Traveling Lecture and Expedition in Tanzania

Posted: March 13, 2013

This reporting period students participated in two major academic activities; these are Traveling Lecture and Expedition.

The traveling lecture was done to Jangwani Wildlife Corridor in Mto wa Mbu area. The Jangwani corridor serves as the wildlife migration corridor between core protected areas in the Tarangire-Manyara ecosystem. This connects Manyara and Tarangire National Parks, Ngorongoro Conservation Area and Manyara Ranch, and also is used as the game hunting ground.

Students learned the importance of the corridor to the sustainability of wildlife resources and how local people can participate in protection of these corridors. The Jangwani corridor also is part of the Lake Manyara Biosphere Reserve, where students held a discussion on the concept of biosphere reserve and the current challenges facing Lake Manyara and suggested possible solutions for these challenges. Furthermore, they were lectured on how wildlife hunting activity is being conducted legally in Tanzania with the conservationists dilemma of whether continue or stop hunting.

The Expedition was from February 28th to March 05th, 2013 to Tarangire and Arusha National Parks.
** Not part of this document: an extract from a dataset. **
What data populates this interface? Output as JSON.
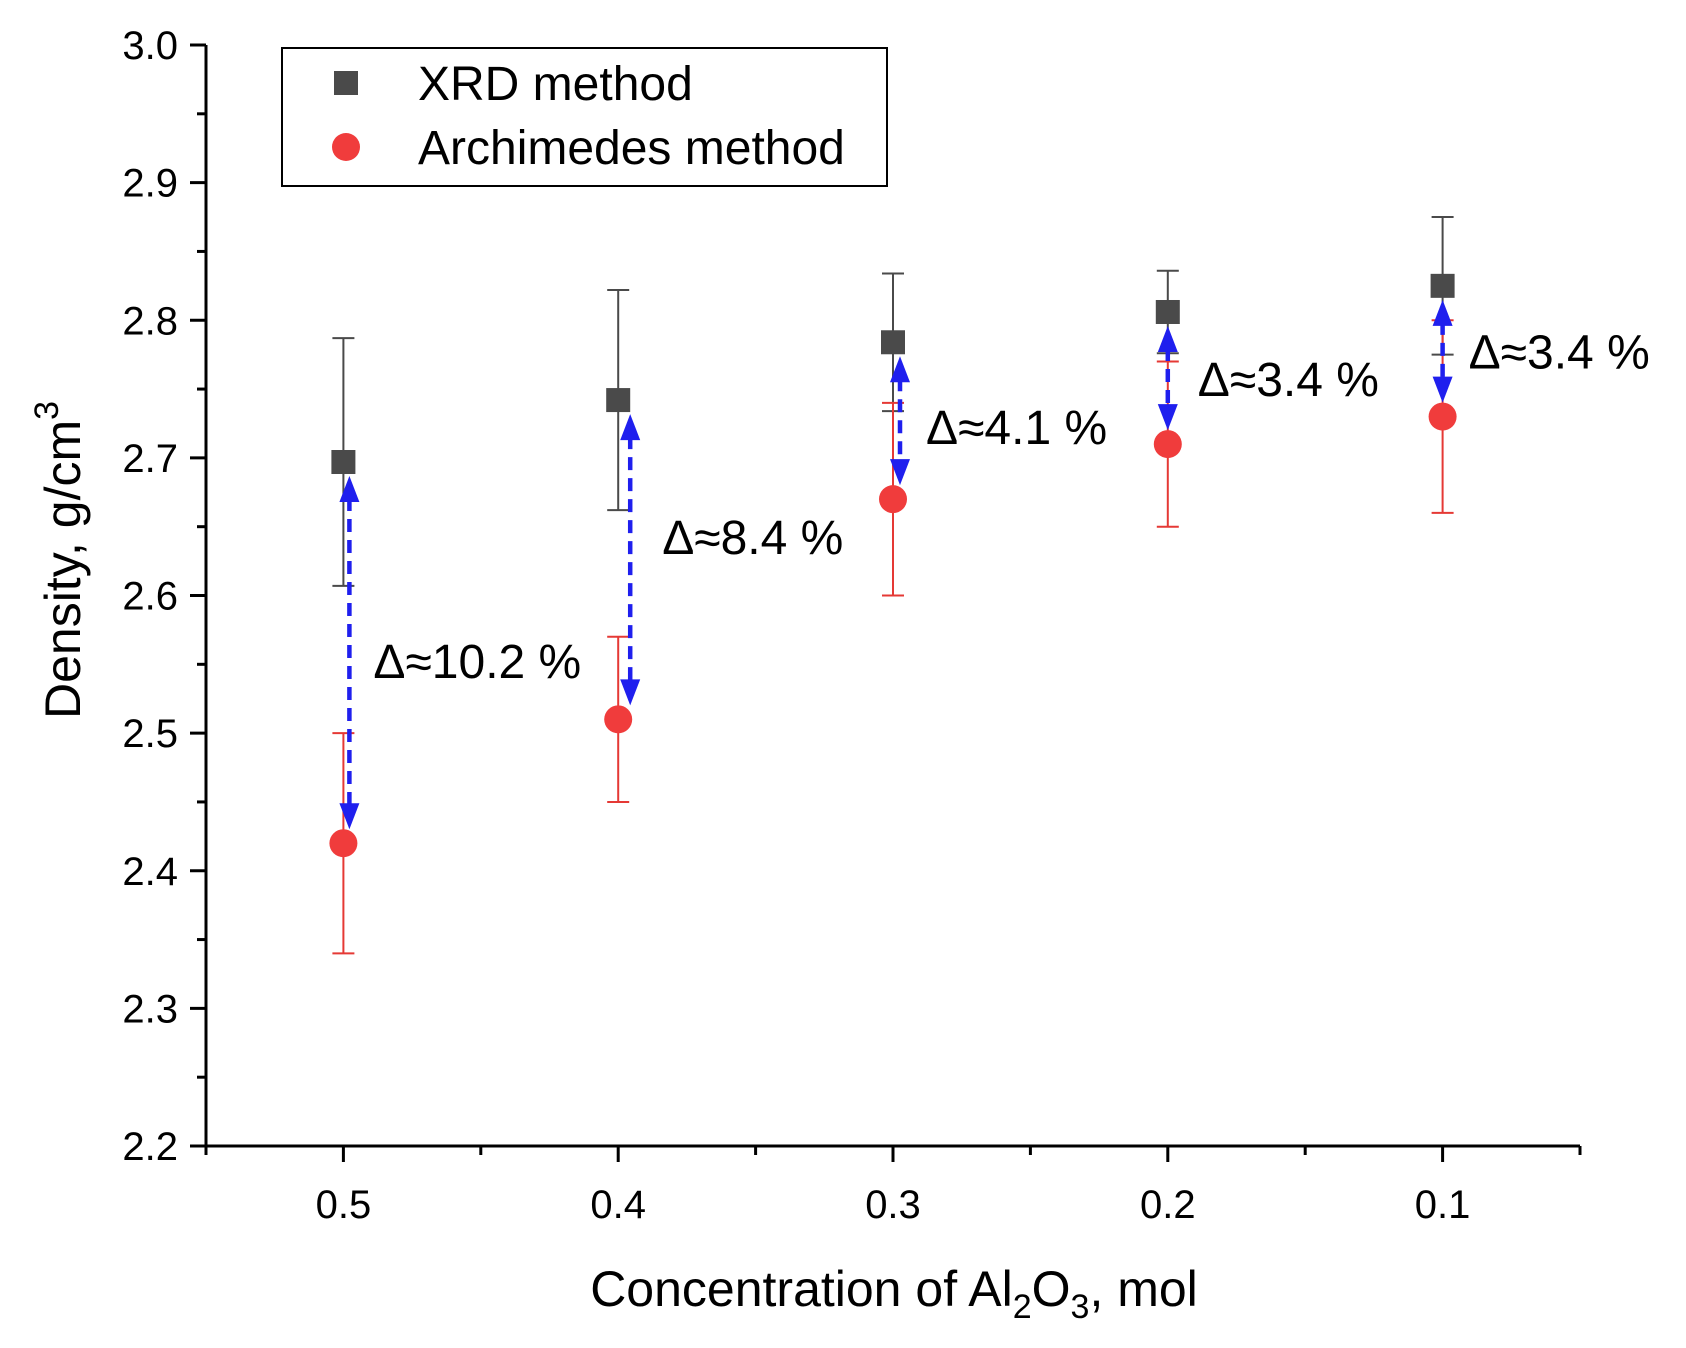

Also students have had an opportunity to visit and have a focus group discussion with the Burunge Wildlife Management Area leadership on local community participation in the conservation of wildlife resources as the type of land use for economic and social benefits.  In Tarangire National Park, students had a field exercise on identification of elephant sex and age, and general wildlife counts. In Arusha National Park, students mainly carried out water bird counts and animal association exercises.

Ultimately, the travelling lecture and expedition were academically very enriching to students as they exposed them to true situations in the field and enabled them to conduct practical field exercises.